Familiarise yourself with the data
Have a look at the data that the script uses. Familiarise yourself with the format, column headers, metric values. This will help you to understand what specific bits of code and focusing on and, if you want to reuse any code, this can also help you to understand what format you need your data to be in.
Pick apart small sections
It’s often difficult to read code from start to finish- partly because the optimal organisation for code is not often the way that code is initially written. Try and focus on trying to understand one bit in detail at a time.
Think of something that you know that the code does and find that bit.
Make notes- maybe run the code line by line and make a comment detailing what that bit did.
Don’t get sidetracked- try and focus on one bit at a time.
Start from the beginning of a process, or the middle, or the end! Sometimes it’s easiest to start from the beginning and understand each step in-turn, other times the steps taken can feel illogical without knowing the end point.
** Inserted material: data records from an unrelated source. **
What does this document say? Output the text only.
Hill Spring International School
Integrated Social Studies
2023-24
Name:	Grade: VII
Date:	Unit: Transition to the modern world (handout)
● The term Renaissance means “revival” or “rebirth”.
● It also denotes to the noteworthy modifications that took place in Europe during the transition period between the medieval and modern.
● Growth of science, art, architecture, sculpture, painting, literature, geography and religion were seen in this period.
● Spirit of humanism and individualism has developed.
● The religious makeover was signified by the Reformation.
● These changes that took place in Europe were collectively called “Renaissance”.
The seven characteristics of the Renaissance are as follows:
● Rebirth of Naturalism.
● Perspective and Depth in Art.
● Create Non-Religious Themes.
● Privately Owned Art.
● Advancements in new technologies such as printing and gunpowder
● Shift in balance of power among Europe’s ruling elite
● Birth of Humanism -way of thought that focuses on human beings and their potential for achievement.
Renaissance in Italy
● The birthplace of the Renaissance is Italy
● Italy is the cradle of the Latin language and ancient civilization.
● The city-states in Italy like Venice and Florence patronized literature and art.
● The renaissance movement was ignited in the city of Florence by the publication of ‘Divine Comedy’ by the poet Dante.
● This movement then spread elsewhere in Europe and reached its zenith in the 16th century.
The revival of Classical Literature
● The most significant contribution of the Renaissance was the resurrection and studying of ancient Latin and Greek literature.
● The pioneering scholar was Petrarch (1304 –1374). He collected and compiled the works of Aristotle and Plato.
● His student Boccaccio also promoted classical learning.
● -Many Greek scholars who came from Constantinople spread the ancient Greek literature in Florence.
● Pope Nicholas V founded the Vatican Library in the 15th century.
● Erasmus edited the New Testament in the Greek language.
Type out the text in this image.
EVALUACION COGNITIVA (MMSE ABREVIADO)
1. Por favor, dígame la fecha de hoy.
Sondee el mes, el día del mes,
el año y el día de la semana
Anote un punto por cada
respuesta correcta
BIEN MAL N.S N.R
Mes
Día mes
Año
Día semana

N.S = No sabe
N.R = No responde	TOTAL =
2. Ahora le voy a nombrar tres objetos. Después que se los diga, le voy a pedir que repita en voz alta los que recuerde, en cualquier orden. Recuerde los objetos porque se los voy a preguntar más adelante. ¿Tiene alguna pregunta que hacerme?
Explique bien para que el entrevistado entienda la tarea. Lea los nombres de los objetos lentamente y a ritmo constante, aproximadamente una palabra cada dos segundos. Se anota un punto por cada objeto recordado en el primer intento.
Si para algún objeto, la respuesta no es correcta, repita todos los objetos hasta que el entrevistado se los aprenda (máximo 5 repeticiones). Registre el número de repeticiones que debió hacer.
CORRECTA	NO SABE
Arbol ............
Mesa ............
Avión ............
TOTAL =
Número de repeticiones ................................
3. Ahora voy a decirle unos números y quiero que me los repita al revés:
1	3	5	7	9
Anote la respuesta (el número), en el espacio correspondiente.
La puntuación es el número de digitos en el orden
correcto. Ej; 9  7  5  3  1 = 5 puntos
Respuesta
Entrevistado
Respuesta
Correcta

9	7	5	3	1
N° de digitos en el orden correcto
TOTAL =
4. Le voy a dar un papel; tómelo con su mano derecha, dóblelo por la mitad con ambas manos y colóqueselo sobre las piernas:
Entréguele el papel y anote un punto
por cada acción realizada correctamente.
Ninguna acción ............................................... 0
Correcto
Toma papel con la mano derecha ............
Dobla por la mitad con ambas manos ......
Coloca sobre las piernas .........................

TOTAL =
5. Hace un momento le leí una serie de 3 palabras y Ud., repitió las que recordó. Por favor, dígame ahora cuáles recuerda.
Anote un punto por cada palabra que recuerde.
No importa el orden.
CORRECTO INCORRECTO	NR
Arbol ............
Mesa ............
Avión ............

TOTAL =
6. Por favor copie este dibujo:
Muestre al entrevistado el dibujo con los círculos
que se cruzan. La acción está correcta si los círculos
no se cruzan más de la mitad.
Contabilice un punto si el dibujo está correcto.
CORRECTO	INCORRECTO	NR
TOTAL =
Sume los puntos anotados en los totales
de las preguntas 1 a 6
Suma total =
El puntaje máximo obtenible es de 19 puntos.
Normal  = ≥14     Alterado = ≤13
In these cases, you might want to start from the output and understand the previous steps. Other times you might do a bit of both and meet in the middle- do whatever helps you!
Trust the code
If there’s a section of the code that you don’t understand but it isn’t part of the process that you need to understand at the moment, it’s ok to treat it as a magical black box. You can always come back to it later but, for now, it’s just a part of the code that serves a purpose. Examples of chunky bits you might be able to ignore are anything that ‘makes things pretty’. Unless you’re specifically interested in the nuts and bolts of e.g. visualisations, that’s often quite a bit of scary looking that you can happily ignore without compromising your understanding of code processes.
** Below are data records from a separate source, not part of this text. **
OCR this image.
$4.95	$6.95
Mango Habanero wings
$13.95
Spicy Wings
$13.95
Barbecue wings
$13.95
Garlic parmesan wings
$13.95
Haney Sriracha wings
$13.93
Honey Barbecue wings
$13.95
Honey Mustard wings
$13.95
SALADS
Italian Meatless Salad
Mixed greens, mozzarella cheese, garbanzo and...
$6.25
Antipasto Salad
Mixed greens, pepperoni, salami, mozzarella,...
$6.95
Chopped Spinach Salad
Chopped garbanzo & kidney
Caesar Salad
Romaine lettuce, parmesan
The internet is your friend
Error messages are not always the most helpful. Fortunately, you won’t be the first person to have encountered an error. Copy the error message, minus any bits that are specific to your instance e.g. local paths, file names, etc., and ask the internet for help. If you encounter multiple error messages, start with the first (earliest) one- often it’s a single problem causing the subsequent errors.
Tips
Note: these are R specific tips to help with organising your own, and others’, code.
Indentation:
Highlighting code and hitting ctrl + i will indent all code. This makes it easier to read and spot the starts and ends of complex functions and loops.
Rainbow parenthesis:
This is a really handy way to patch opening to closing parenthesis. You can spend more time understanding what things are doing rather than counting and matching opening and closing brackets.
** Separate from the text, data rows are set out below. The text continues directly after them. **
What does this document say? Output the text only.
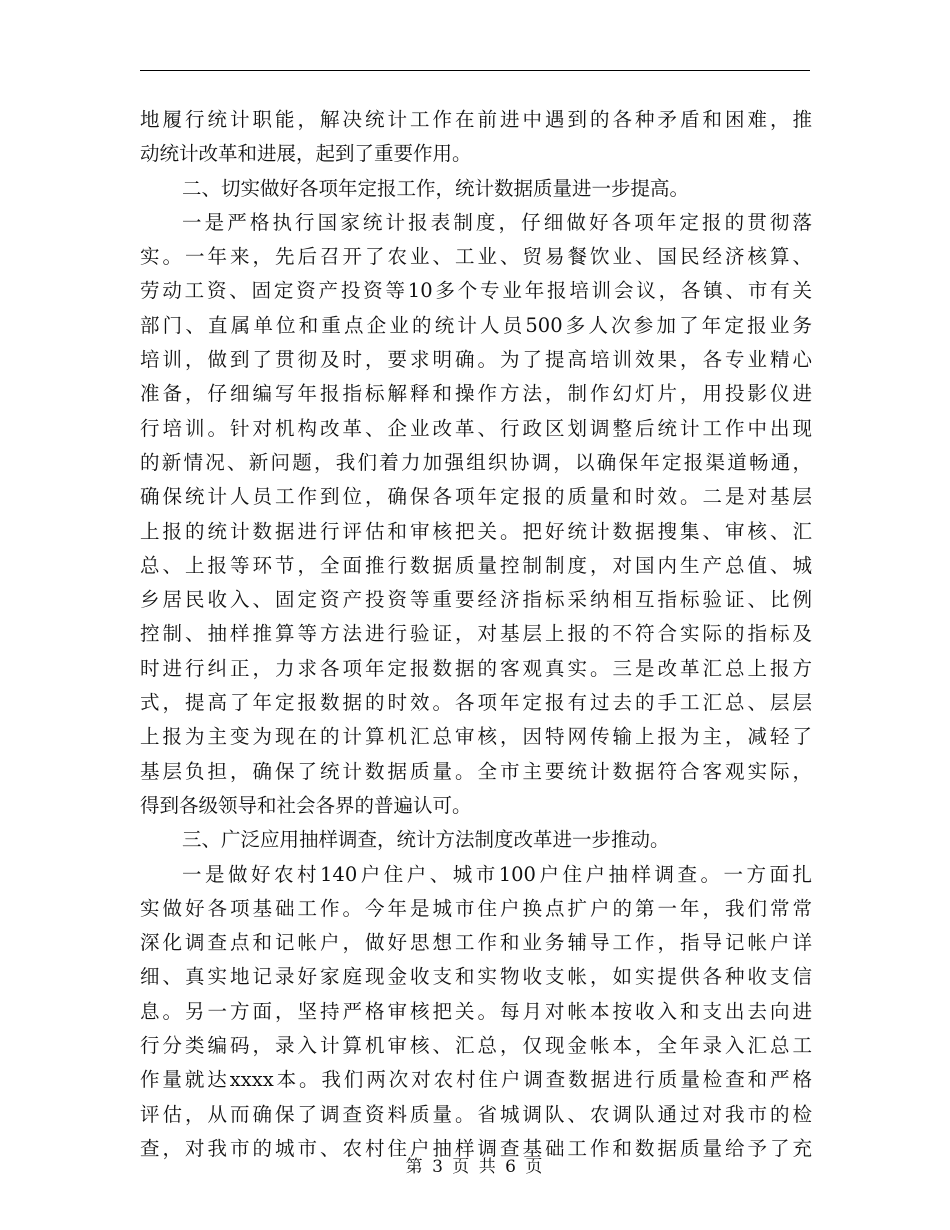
地履行统计职能，解决统计工作在前进中遇到的各种矛盾和困难，推
动统计改革和进展，起到了重要作用。
二、切实做好各项年定报工作，统计数据质量进一步提高。
一是严格执行国家统计报表制度，仔细做好各项年定报的贯彻落
实。一年来，先后召开了农业、工业、贸易餐饮业、国民经济核算、
劳动工资、固定资产投资等10多个专业年报培训会议，各镇、市有关
部门、直属单位和重点企业的统计人员500多人次参加了年定报业务
培训，做到了贯彻及时，要求明确。为了提高培训效果，各专业精心
准备，仔细编写年报指标解释和操作方法，制作幻灯片，用投影仪进
行培训。针对机构改革、企业改革、行政区划调整后统计工作中出现
的新情况、新问题，我们着力加强组织协调，以确保年定报渠道畅通，
确保统计人员工作到位，确保各项年定报的质量和时效。二是对基层
上报的统计数据进行评估和审核把关。把好统计数据搜集、审核、汇
总、上报等环节，全面推行数据质量控制制度，对国内生产总值、城
乡居民收入、固定资产投资等重要经济指标采纳相互指标验证、比例
控制、抽样推算等方法进行验证，对基层上报的不符合实际的指标及
时进行纠正，力求各项年定报数据的客观真实。三是改革汇总上报方
式，提高了年定报数据的时效。各项年定报有过去的手工汇总、层层
上报为主变为现在的计算机汇总审核，因特网传输上报为主，减轻了
基层负担，确保了统计数据质量。全市主要统计数据符合客观实际，
得到各级领导和社会各界的普遍认可。
三、广泛应用抽样调查，统计方法制度改革进一步推动。
一是做好农村140户住户、城市100户住户抽样调查。一方面扎
实做好各项基础工作。今年是城市住户换点扩户的第一年，我们常常
深化调查点和记帐户，做好思想工作和业务辅导工作，指导记帐户详
细、真实地记录好家庭现金收支和实物收支帐，如实提供各种收支信
息。另一方面，坚持严格审核把关。每月对帐本按收入和支出去向进
行分类编码，录入计算机审核、汇总，仅现金帐本，全年录入汇总工
作量就达xxxx本。我们两次对农村住户调查数据进行质量检查和严格
评估，从而确保了调查资料质量。省城调队、农调队通过对我市的检
查，对我市的城市、农村住户抽样调查基础工作和数据质量给予了充
第 3 页 共 6 页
Tools > Global Options > Code > Display > Rainbow parenthesis
Searching functions:
If you don’t know what a function does or what its inputs / outputs are, you can search in the console e.g. don’t know what mutate does, type ?mutate and hit enter and you will see a short description of what mutate does and an explanation of the variables it takes as inputs.
Sections:
Create a section by ctrl + shift + r and giving it a name. Sections created like this can be collapsed and navigated to using the menu between the script and the console. This can help you navigate your code and focus only on the section you need.